Suplente na Comissão do Impeachment, o senador Wilder Morais afirma que são reduzidas as chances da presidenta Dilma Rousseff no Senado após a votação na casa, ocorrida na última sexta-feira, 6, caso seja admitida a denúncia de crime de responsabilidade. Wilder é integrante da comissão que avaliou o recebimento da ação de impedimento de Dilma.
O senador de Goiás informa que começou a contar o prazo de 48 horas (sem contar o final de semana) para que o parecer seja votado novamente por todos os senadores. O assunto será levado em plenário do Senado nesta semana. Wilder explica que o plenário, decidirá por maioria simples – 41 votos, dos 81 senadores presentes.
Ele afirma que pretende apoiar Michel Temer da mesma forma que esteve ao lado de Dilma nas questões de interesse público. Wilder analisa que a presidenta Dilma Rousseff possibilitou momentos delicados ao longo de seu segundo mandato – o que destruiu todo o legado de Lula e FHC.
Para ele, a fragilidade da economia pesou negativamente contra a equipe do governo. “Se existe algo difícil de maquiar, com certeza, é a economia. Se você mente para a população, ela sente nas ruas que os preços estão mudando. Inflação não é peça de ficção”, diz Wilder.
O senador informa que nesta semana o Brasil pode começar a tomar novos rumos. “Com certeza, agora teremos uma gestão focada em administrar o País. A gestão de Dilma congelou com a ameaça do impedimento. Espero que Temer tenha ao seu lado um ministério técnico e que possibilite as reformas necessárias para o Brasil voltar a crescer. Gosto da menção que o Henrique Meirelles fez sobre o governo almejar metas realistas”, diz o senador.
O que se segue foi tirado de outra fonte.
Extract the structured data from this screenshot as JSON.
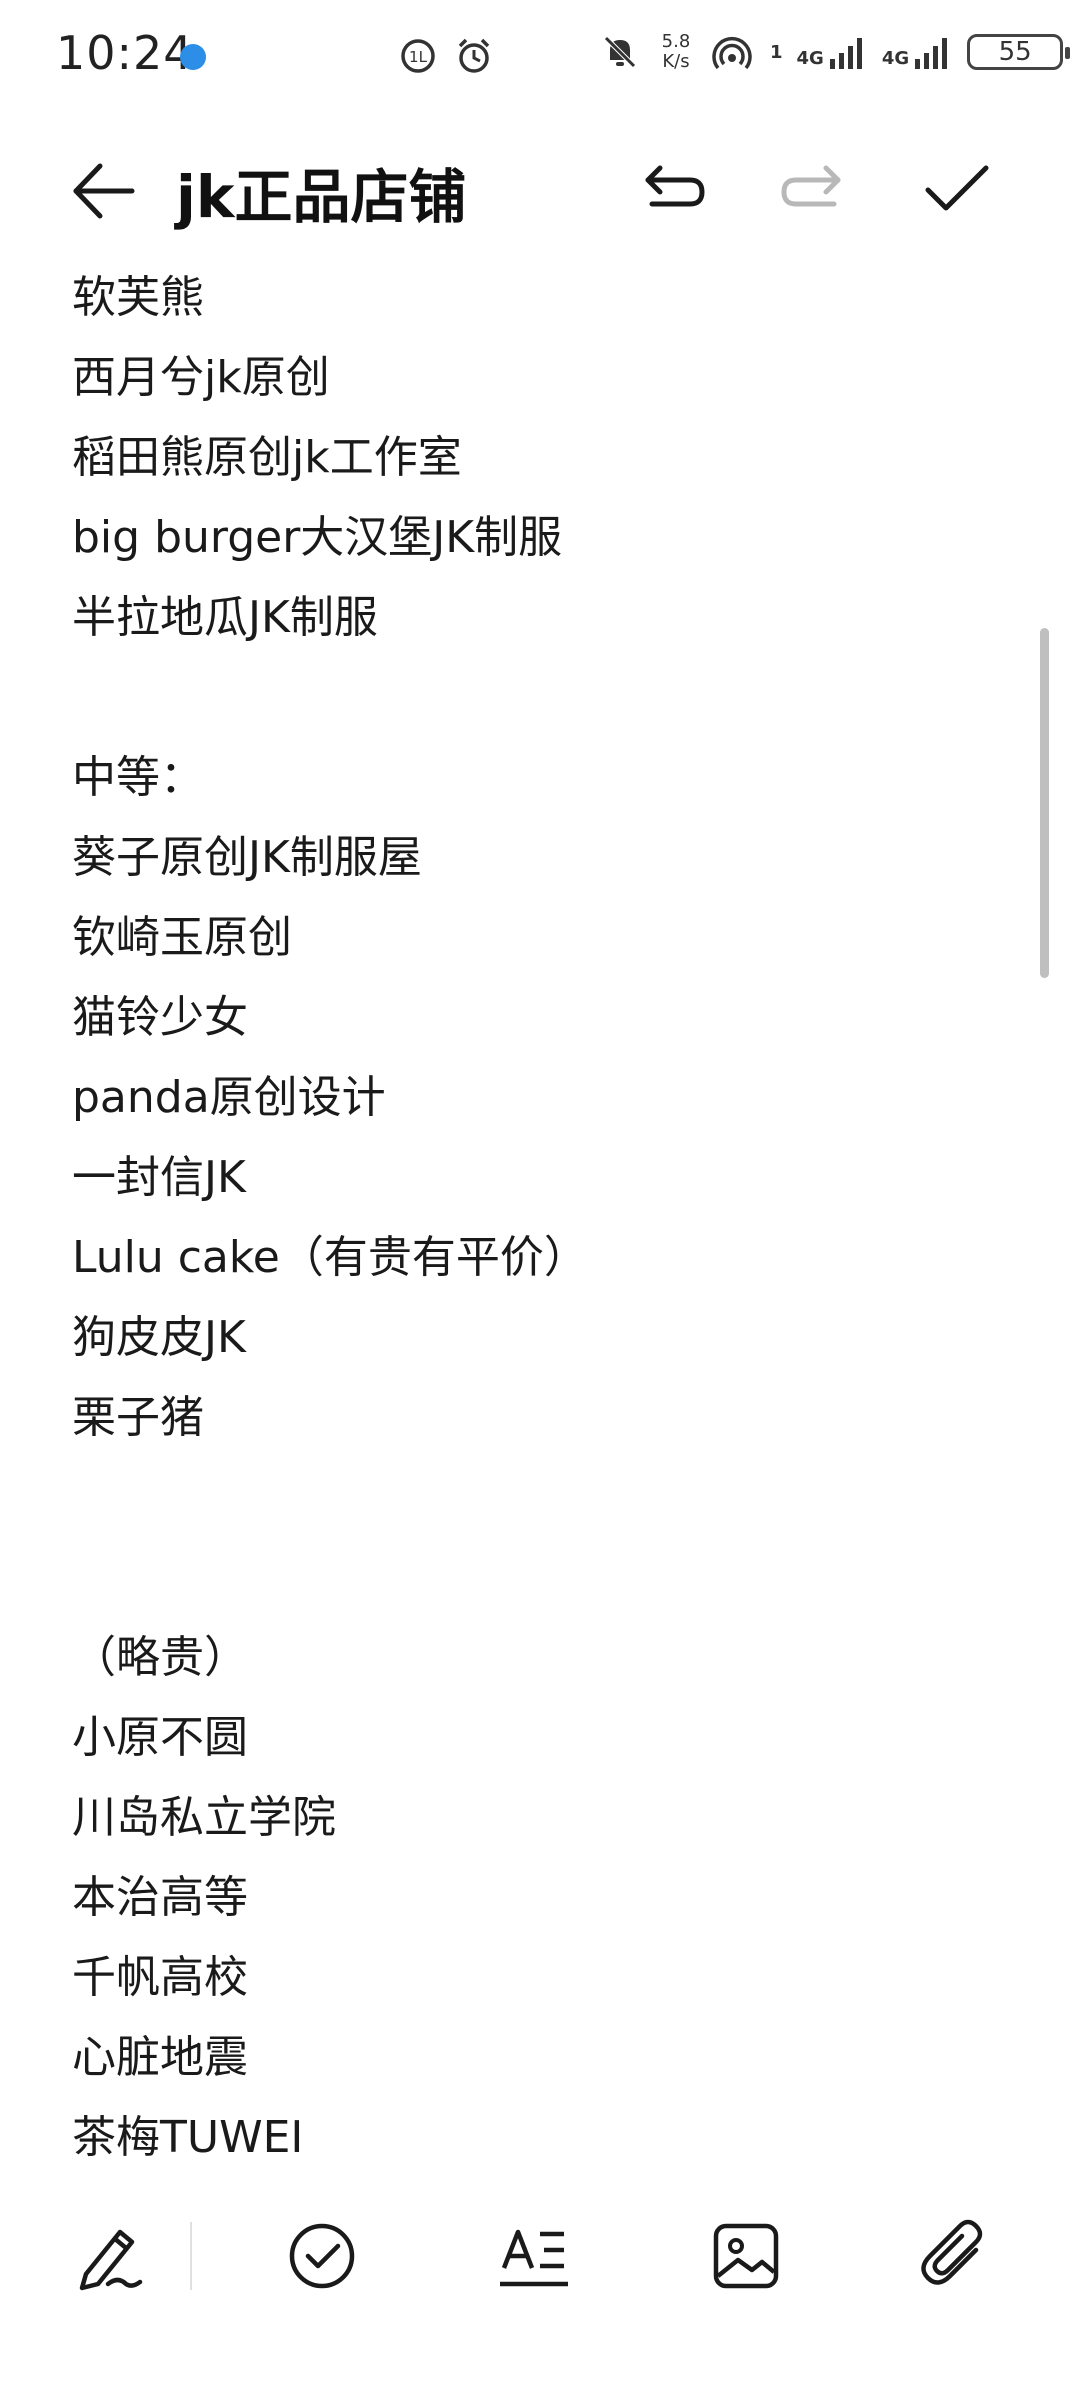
{
  "status_bar": {
    "time": "10:24",
    "net_speed_value": "5.8",
    "net_speed_unit": "K/s",
    "net_superscript": "1",
    "signal1_label": "4G",
    "signal2_label": "4G",
    "battery": "55"
  },
  "toolbar": {
    "title": "jk正品店铺"
  },
  "note": {
    "lines": [
      "软芙熊",
      "西月兮jk原创",
      "稻田熊原创jk工作室",
      "big burger大汉堡JK制服",
      "半拉地瓜JK制服",
      "",
      "中等：",
      "葵子原创JK制服屋",
      "钦崎玉原创",
      "猫铃少女",
      "panda原创设计",
      "一封信JK",
      "Lulu cake（有贵有平价）",
      "狗皮皮JK",
      "栗子猪",
      "",
      "",
      "（略贵）",
      "小原不圆",
      "川岛私立学院",
      "本治高等",
      "千帆高校",
      "心脏地震",
      "茶梅TUWEI"
    ]
  },
  "colors": {
    "icon": "#1a1a1a",
    "icon_disabled": "#b8b8b8",
    "scrollbar": "#bfbfbf",
    "status_dot": "#2d8ee8"
  }
}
Wilder explica que daqui para frente a gestão terá uma série de missões. “A mais importante delas, acredito, será reorganizar a economia e gerar empregos. O país tem uma reta descendente de geração de postos de trabalho”.
É preciso – diz o senador goiano – focar em um modelo de gestão mais empresarial, inspirada em resultados. “A administração pública tem um rigor nos meios, na forma com que as coisas acontecem. Venho chamando atenção para o fato de que as formas, os meios devem ser respeitadas, conforme o princípio da legalidade e moralidade, mas o resultado é determinante. O que falo é mais do que um procedimento. É uma nova forma de ver a administração pública. E falta isso no Brasil, que se acostumou com a cultura da burocracia”.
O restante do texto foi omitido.